Sutradara pertunjukan, Aloeng Silalahi, mengungkapkan rasa syukur dan kebanggaannya karena mendapat kesempatan tampil dalam forum akademik tersebut.
"Kami sangat teruja dan bersyukur karena diundang untuk tampil di ISU ISI. Ini bukan sekadar pertunjukan, tetapi juga kesempatan untuk menguji karya kami di hadapan audiens yang memiliki latar belakang akademik seni. Kami ingin membangun hubungan timbal balik melalui pertukaran gagasan dan kritik yang konstruktif. Harapannya, masukan yang kami peroleh dapat memperkaya proses kreatif serta pengembangan karya kami di masa mendatang," ujarnya.
Aloeng menambahkan bahwa pemilihan karya ini juga selaras dengan tema ISU ISI, yakni “Dari Ruang Akademik Menuju Publik.”
Menurutnya, "Are You Still Watching" mengusung genre teater absurd dengan sentuhan comedy of menace yang mengangkat persoalan dunia digital dan media sosial.
"Kami mencoba menggambarkan bagaimana media sosial dapat menjadi siklus yang menghancurkan, tetapi di sisi lain juga membuka berbagai peluang. Di era sekarang, dunia digital mampu memperluas akses pasar bagi para seniman. Karya-karya yang sebelumnya terbatas secara fisik kini dapat menembus berbagai ruang dan menjangkau audiens yang lebih luas melalui platform digital," jelasnya.
Sementara itu, salah seorang aktor, Azhar Jalil, menekankan pentingnya menjaga hubungan dan kolaborasi teater di kawasan Asia Tenggara.
"Untuk menjaga silaturahmi antara pelaku teater di Indonesia, Malaysia, Brunei Darussalam, Singapura, dan negara-negara serumpun lainnya, kita harus kembali kepada akar budaya yang sama. Kolaborasi para penggiat teater selama ini sudah sangat kuat, namun akar tersebut perlu terus dipelihara agar semakin subur dan kokoh. Dengan begitu, kita dapat bersama-sama memperkenalkan seni dan budaya serumpun kepada dunia," ungkapnya.
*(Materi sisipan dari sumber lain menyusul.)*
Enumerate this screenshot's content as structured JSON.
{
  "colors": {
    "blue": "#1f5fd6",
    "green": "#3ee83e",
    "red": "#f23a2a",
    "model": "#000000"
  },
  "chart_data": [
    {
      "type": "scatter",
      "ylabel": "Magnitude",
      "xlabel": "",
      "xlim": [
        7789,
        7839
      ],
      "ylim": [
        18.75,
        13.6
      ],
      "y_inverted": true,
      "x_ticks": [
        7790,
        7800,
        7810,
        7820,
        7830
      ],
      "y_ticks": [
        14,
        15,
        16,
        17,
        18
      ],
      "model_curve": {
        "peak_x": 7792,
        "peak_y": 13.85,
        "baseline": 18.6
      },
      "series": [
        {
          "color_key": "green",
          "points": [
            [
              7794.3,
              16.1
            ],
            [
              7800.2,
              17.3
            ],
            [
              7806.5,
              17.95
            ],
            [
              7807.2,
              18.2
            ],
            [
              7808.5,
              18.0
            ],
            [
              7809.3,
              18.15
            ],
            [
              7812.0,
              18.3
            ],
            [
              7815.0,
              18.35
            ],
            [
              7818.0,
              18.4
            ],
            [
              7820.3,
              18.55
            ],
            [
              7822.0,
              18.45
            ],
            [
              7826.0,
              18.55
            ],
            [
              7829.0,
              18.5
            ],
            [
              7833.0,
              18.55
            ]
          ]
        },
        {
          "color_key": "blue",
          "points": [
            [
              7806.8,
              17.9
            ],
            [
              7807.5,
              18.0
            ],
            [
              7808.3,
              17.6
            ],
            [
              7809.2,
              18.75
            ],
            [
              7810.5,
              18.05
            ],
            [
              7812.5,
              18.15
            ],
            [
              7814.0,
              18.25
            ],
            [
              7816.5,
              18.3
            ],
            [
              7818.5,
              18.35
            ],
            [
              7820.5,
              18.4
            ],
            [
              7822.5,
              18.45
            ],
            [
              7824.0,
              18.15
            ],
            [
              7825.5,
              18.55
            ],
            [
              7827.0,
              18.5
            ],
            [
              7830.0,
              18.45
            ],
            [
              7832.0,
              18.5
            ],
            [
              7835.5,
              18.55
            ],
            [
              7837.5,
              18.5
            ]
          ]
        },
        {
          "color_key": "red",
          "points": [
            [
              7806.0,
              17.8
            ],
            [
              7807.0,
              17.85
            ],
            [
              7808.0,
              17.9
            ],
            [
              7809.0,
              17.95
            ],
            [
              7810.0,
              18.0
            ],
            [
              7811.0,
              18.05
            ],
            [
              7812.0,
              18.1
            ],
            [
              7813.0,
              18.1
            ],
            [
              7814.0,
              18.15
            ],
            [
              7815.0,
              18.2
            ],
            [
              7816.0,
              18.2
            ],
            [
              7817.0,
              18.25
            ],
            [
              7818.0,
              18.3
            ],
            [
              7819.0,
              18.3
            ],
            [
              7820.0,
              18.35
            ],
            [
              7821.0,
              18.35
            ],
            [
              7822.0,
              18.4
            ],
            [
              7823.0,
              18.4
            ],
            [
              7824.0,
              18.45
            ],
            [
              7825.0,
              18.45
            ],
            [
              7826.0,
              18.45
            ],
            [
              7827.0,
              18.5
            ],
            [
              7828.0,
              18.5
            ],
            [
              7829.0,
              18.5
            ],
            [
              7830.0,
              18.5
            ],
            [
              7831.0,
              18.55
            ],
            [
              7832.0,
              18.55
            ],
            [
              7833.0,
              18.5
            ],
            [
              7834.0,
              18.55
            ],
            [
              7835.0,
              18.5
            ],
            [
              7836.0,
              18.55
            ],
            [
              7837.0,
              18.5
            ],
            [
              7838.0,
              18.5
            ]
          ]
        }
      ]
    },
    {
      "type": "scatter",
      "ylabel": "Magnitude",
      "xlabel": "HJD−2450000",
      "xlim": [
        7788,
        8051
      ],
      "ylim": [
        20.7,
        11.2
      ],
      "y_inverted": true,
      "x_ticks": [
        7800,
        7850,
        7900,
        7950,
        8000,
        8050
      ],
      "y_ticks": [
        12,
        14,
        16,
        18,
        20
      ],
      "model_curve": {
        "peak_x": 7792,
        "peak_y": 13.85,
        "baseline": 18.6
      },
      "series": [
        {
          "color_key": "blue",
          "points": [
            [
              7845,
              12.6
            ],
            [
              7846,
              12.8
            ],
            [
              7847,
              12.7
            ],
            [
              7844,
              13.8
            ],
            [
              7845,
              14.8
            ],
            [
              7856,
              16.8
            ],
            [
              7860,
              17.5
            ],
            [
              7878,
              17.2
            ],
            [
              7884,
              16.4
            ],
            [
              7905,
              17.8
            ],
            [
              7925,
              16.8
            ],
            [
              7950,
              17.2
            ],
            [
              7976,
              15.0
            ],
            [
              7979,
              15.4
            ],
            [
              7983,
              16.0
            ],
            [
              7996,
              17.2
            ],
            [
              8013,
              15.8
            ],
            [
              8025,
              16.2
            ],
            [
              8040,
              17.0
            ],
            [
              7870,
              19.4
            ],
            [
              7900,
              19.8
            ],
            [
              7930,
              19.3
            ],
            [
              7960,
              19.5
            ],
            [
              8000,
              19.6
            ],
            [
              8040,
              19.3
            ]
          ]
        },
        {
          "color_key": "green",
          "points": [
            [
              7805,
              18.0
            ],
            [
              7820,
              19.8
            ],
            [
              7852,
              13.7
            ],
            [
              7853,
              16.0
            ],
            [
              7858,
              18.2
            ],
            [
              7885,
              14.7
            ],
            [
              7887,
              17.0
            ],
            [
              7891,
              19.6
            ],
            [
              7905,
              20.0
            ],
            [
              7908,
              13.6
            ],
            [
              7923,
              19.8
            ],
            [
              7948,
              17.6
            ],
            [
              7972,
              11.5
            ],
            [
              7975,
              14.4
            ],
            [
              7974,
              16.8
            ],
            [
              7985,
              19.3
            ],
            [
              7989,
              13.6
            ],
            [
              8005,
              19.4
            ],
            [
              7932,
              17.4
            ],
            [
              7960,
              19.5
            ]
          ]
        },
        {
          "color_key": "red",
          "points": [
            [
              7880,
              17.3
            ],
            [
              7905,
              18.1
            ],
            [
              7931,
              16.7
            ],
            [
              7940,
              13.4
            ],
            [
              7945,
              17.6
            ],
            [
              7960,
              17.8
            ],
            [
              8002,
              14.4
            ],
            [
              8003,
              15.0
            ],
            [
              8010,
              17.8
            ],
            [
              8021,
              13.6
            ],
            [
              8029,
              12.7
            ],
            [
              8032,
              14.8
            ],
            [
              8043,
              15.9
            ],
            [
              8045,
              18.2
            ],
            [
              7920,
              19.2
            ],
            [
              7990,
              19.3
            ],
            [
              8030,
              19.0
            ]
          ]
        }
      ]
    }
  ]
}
Hal senada disampaikan aktor Sunio Asari, yang mengaku sangat menikmati proses produksi bersama tim yang solid dan penuh semangat.
"Bekerja bersama teman-teman yang kompak dan memiliki kesungguhan dalam berkarya membuat proses latihan menjadi sangat menyenangkan. Meskipun waktu persiapan relatif singkat, semangat, kepercayaan diri, keberanian, kekompakan, dan rasa tanggung jawab menjadi kunci lahirnya pertunjukan yang kuat," tuturnya.
Sunio menambahkan bahwa melalui partisipasi dalam ISU ISI Padang Panjang, Fakulti Teater ASWARA dan Kelab Kejar Tayang berharap para seniman, baik dari dalam maupun luar kampus, terus melahirkan karya-karya yang relevan dengan perkembangan zaman dan kebutuhan masyarakat.
"Mari bersama-sama mendukung pertunjukan seni, baik di Indonesia maupun Malaysia, sebagai bagian dari upaya memperkuat ekosistem seni dan budaya di kawasan Asia Tenggara," pungkasnya.